CFO Susan Li addressed the spending in the earnings release, saying that the company expected to increase its expenditures in the year ahead.

“The largest single driver of growth will be infrastructure costs, driven by a sharp acceleration in depreciation expense growth and higher operating costs as we continue to scale up our infrastructure fleet,” Li wrote.

“Aside from infrastructure, we expect the second-largest driver of growth to be employee compensation as we add technical talent in priority areas and recognize a full year of compensation expenses for employees hired throughout 2025. We expect these factors will result in a 2026 year-over-year expense growth rate that is above the 2025 expense growth rate.”

Read more: Live coverage of corporate earnings

While Meta is spending truckloads of money on its AI buildout, it’s also seeing some early returns on its investments. And Wall Street is liking what it sees.

“Given audience scale, we continue to see Meta as one of the best AI opportunity stocks, with potential revenue upside as AI capabilities are integrated into the ad stack,” BofA Global Research analyst Justin Post wrote in an investor note ahead of Meta’s earnings.

Meta is also pushing further into the smart glasses space as another avenue to generate AI revenue. The company already offers its Ray-Ban Meta smart glasses, and in June, it unveiled its Oakley Meta glasses. The company is also working on standalone AI glasses that it will release in the future.
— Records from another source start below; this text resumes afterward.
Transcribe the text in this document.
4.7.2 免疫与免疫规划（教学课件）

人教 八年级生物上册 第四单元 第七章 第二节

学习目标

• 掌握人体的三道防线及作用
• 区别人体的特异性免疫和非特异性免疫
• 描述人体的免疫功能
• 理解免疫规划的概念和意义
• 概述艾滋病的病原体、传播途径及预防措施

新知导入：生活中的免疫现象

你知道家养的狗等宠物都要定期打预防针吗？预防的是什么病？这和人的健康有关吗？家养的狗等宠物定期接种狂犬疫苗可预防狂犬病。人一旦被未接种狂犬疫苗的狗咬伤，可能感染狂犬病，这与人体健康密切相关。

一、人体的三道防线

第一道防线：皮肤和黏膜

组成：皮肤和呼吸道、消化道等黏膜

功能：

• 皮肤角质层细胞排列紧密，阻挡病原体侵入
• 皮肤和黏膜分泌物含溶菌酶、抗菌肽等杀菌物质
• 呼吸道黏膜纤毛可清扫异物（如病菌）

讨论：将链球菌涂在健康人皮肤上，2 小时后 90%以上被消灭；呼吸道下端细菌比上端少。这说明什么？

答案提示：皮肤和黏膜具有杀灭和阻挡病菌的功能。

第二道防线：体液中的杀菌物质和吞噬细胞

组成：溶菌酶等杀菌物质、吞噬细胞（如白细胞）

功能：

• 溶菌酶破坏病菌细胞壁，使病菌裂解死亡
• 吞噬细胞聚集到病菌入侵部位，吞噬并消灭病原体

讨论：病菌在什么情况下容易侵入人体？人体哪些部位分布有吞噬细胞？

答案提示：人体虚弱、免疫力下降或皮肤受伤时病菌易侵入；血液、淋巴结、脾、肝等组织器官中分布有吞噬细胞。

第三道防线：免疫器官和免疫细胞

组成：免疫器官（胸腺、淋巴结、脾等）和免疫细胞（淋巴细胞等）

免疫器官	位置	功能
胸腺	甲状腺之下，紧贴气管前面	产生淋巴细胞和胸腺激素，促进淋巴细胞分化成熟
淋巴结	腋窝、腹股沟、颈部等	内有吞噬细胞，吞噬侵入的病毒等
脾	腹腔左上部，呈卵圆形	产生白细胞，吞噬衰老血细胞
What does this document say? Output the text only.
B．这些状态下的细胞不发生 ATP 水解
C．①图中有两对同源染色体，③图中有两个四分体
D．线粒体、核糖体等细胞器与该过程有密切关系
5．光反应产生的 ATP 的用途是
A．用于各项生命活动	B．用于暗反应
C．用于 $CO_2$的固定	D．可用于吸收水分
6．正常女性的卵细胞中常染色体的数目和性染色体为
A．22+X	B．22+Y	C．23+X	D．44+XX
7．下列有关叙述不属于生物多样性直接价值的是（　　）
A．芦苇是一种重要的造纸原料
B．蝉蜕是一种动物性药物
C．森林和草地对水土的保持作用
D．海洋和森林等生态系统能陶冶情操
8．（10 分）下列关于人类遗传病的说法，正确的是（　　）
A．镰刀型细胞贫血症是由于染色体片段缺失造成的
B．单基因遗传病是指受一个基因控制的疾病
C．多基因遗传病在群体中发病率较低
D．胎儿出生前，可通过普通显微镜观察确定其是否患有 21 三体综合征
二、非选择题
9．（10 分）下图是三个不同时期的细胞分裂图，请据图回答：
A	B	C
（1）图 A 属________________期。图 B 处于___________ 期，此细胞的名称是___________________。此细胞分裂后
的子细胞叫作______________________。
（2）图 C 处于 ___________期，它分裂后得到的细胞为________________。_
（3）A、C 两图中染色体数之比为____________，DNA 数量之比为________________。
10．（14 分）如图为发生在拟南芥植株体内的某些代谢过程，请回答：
All of this comes as Meta continues its push into what Zuckerberg calls “personal superintelligence.”

On Wednesday, the CEO released a statement saying that developing superintelligence is in sight now and explaining his company’s vision for the technology.

“As profound as the abundance produced by AI may one day be, an even more meaningful impact on our lives will likely come from everyone having a personal superintelligence that helps you achieve your goals, create what you want to see in the world, experience any adventure, be a better friend to those you care about, and grow to become the person you aspire to be,” Zuckerberg wrote.

“This is distinct from others in the industry who believe superintelligence should be directed centrally towards automating all valuable work, and then humanity will live on a dole of its output.”